Premiere: Bravorufe für einen großen Opernabend

Einfühlsam und mitreißend erzählt Regisseur Francois De Carpentries in „Manon“ die tragische Geschichte einer jungen Frau.

Foto: Matthias Stutte

Krefeld. Eine lebenshungrige junge Frau, die über ihr Leben selbst bestimmen möchte und daran tragisch scheitert. Eine Geschichte von zeitloser Aktualität erzählt der 1731 erschiene Roman „Manon Lescaut“ von Abbé Prévost. Jules Massenet benutzte den Stoff für seine Oper „Manon“, die 1884 in Paris uraufgeführt wurde.

Im Theater hat das Werk jetzt in einer umjubelten Inszenierung von Francois De Carpentries Premiere gefeiert. Obwohl der Regisseur und sein Team (Bühne: Siegfried E. Mayer, Kostüme: Karine Van Hercke) das Stück optisch im 18. Jahrhundert belassen, berührt die Geschichte von der ersten Minute an.

Da ist zunächst die wunderbare Musik, deren Vielschichtigkeit zwischen Melodramatik und Lyrik die Niederrheinischen Sinfoniker unter Generalmusikdirektor Mihkel Kütson facettenreich interpretieren. Die Sänger werden dabei nie überdeckt, sondern mitgetragen. So entsteht ein wunderschön differenziertes Klangbild, in das der Zuhörer mit Vergnügen eintauchen kann.

Ein besonderes Merkmal des Regisseurs ist seine einfühlsame Personenregie, die das Ensemble exzellent umsetzt. Perfekt besetzt ist die Titelpartie mit Sophie Witte. Die junge Sopranistin ist mit ihrer zarten Figur und mädchenhaften Ausstrahlung schon optisch eine ideale Manon. Von großer Strahlkraft ist ihre Stimme, die scheinbar mühelos von dramatischen zu lyrischen Passagen wechselt.

Als noch etwas unsicheres, aber auch neugieriges Mädchen tritt sie zu Beginn vor den noch geschlossenen Vorhang. Perfekt verkörpert sie später die verführerische Frau, die ihre Liebe zu dem Adeligen Des Grieux (Michael Siemon) für ihre Vergnügungssucht opfert. Der Verlockung, „sich ein Leben lang zu amüsieren“, erliegt sie bereits in der ersten Szene, als sie mit der reichen, dekadenten Welt des Adels konfrontiert wird.

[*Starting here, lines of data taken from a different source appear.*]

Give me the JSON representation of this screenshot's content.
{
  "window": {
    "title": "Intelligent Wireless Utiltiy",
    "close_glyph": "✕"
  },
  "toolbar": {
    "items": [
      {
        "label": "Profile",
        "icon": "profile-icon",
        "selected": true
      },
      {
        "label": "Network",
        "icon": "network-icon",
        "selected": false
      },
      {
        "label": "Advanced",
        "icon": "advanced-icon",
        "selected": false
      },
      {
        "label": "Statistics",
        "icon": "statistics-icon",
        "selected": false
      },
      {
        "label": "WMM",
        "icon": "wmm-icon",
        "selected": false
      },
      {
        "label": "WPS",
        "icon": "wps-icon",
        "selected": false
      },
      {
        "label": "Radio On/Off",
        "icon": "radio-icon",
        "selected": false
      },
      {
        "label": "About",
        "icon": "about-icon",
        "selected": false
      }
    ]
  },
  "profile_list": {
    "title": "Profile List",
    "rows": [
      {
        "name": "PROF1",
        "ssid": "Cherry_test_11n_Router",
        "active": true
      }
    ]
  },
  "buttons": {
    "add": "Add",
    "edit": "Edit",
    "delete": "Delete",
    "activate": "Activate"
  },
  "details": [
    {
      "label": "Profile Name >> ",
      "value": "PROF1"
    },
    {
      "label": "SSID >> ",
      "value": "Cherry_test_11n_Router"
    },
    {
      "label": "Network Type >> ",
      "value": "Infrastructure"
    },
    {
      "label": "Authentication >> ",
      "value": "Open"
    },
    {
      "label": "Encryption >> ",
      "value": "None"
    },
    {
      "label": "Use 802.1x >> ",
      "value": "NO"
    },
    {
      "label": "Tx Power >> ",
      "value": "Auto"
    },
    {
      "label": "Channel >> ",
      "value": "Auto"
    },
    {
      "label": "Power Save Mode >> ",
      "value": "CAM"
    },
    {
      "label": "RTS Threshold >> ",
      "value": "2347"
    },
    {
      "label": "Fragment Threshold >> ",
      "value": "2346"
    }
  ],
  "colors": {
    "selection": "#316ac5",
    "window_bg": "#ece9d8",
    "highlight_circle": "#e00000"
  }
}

Der Regisseur erzählt diese Geschichte aus der Perspektive Manons, betont dabei auch die theatralischen Aspekte. Dazu zählt das eindrucksvolle Bühnenbild, das aus beweglichen weißgoldenen Elementen besteht, die mit ihren Säulen und Verzierungen an Palastarchitektur erinnern. So verändert sich ständig das Bild: Von der Poststation über den Prachtboulevard bis hin zum Kirchenraum ist es eine Welt, in der Manon nie Halt findet, sondern langsam ihrem Ende entgegentaumelt.

Erst am Schluss, wenn sie alles verloren hat, ist die Bühne leer. Übrig geblieben ist der Horizont mit kaltem Mondlicht und düsteren Wolken, ein Bild, das an Caspar David Friedrich erinnert.

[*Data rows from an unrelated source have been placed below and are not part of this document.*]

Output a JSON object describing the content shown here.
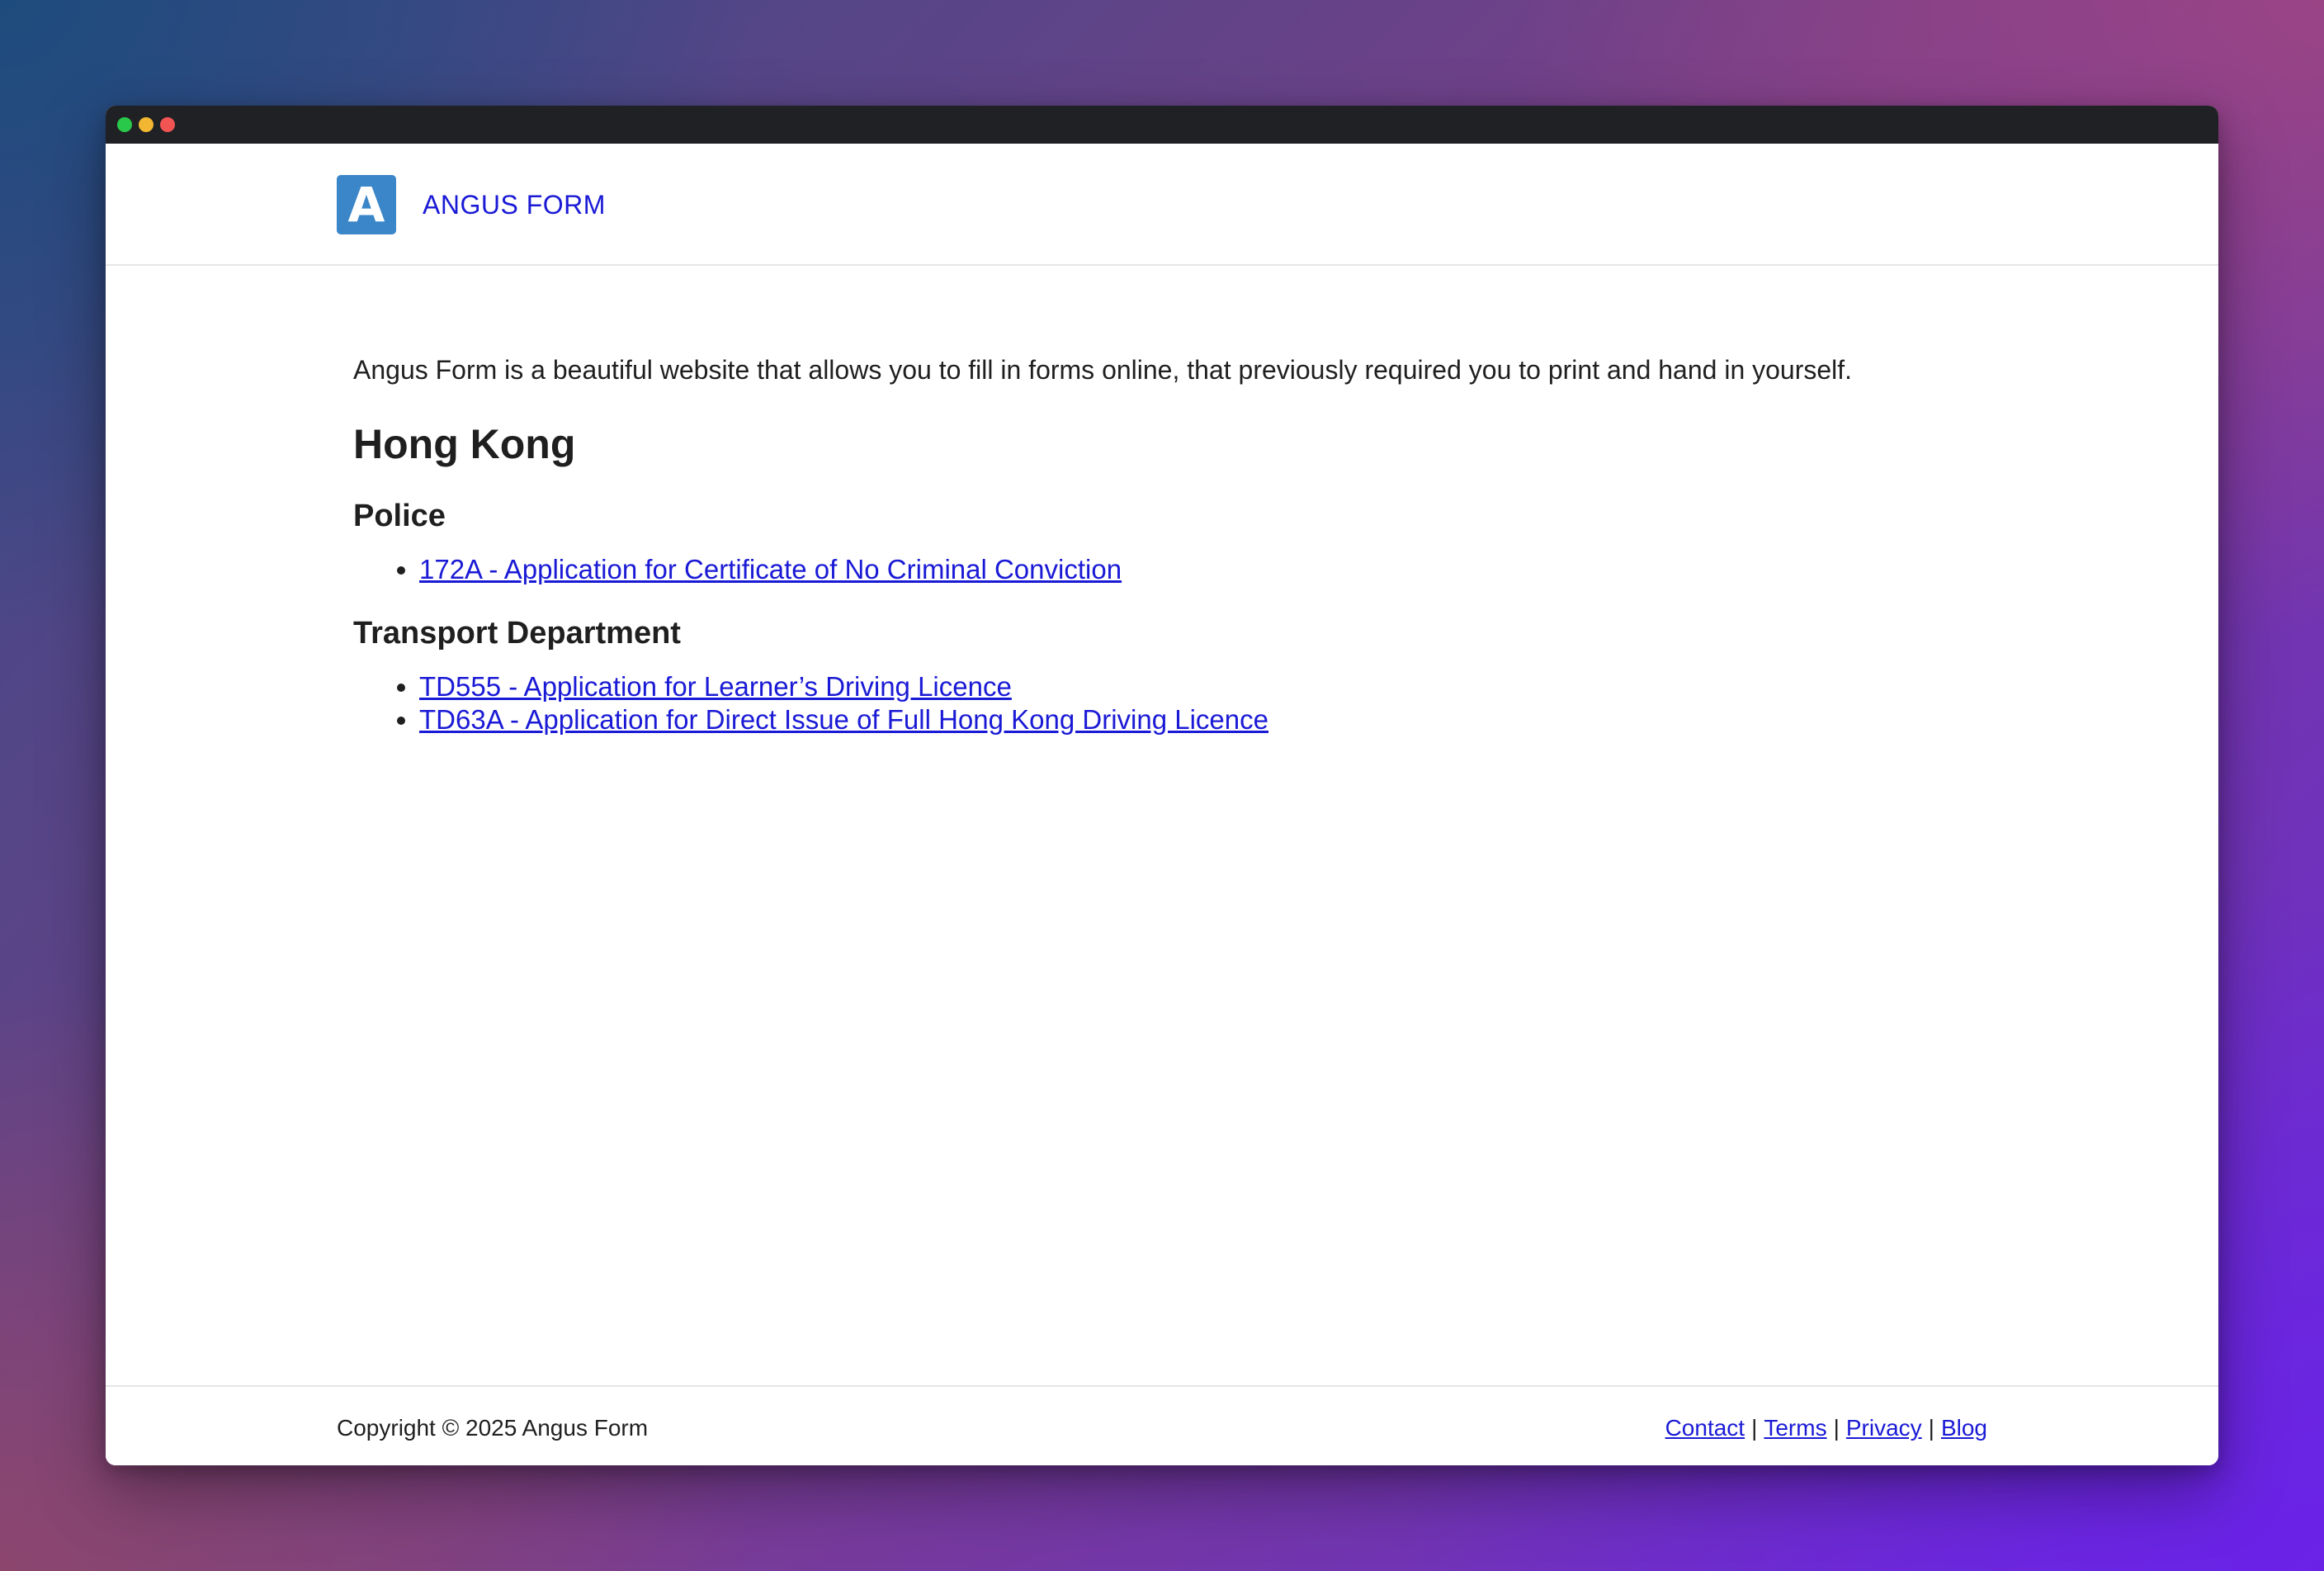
{
  "window": {
    "controls": [
      "close-dot",
      "minimize-dot",
      "zoom-dot"
    ]
  },
  "header": {
    "logo_letter": "A",
    "brand_label": "ANGUS FORM"
  },
  "main": {
    "intro": "Angus Form is a beautiful website that allows you to fill in forms online, that previously required you to print and hand in yourself.",
    "region_title": "Hong Kong",
    "departments": [
      {
        "name": "Police",
        "forms": [
          "172A - Application for Certificate of No Criminal Conviction"
        ]
      },
      {
        "name": "Transport Department",
        "forms": [
          "TD555 - Application for Learner’s Driving Licence",
          "TD63A - Application for Direct Issue of Full Hong Kong Driving Licence"
        ]
      }
    ]
  },
  "footer": {
    "copyright": "Copyright © 2025 Angus Form",
    "links": [
      "Contact",
      "Terms",
      "Privacy",
      "Blog"
    ],
    "separator": "|"
  },
  "colors": {
    "link": "#1a1ad6",
    "logo_bg": "#3a86c8",
    "titlebar": "#202124"
  }
}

Vor dieser trostlosen Kulisse spielt sich die berührende Sterbeszene ab, in der Manon zu spät die ehrliche Liebe Des Grieuxs erkennt. Zu den stärksten Momenten des Abends zählt die Szene in der Kirche, wenn sich der zum Priesteramt entschlossene Des Grieux von Manon erneut verführen lässt. Michael Siemon, der im ersten Teil noch etwas verhalten agiert, wächst hier stimmlich und darstellerisch über sich hinaus.

Eine wunderbare Charakterstudie zwischen Lächerlichkeit und Tragik zeigt Walter Planté als erfolgloser Verehrer Guillot. Rafael Bruck verkörpert sehr glaubhaft den zwischen Moral und Spielsucht zerrissenen Cousin von Manon. Andrew Nolen (Brétigny), Matthias Wippich (Graf des Grieux) sowie Debra Hays, Gabriela Kuhn und Charlotte Reese als optisch sehr reizvolles Kokotten-Trio runden das fabelhafte Ensemble eindrucksvoll ab.

Große darstellerische Präsenz zeigt auch der Chor, der in stilvolles Weiß gekleidet, die vom Geld korrumpierte dekadente Gesellschaft verkörpert. Mit Bravorufen und stehenden Ovationen feierte das Publikum einen großen Opernabend.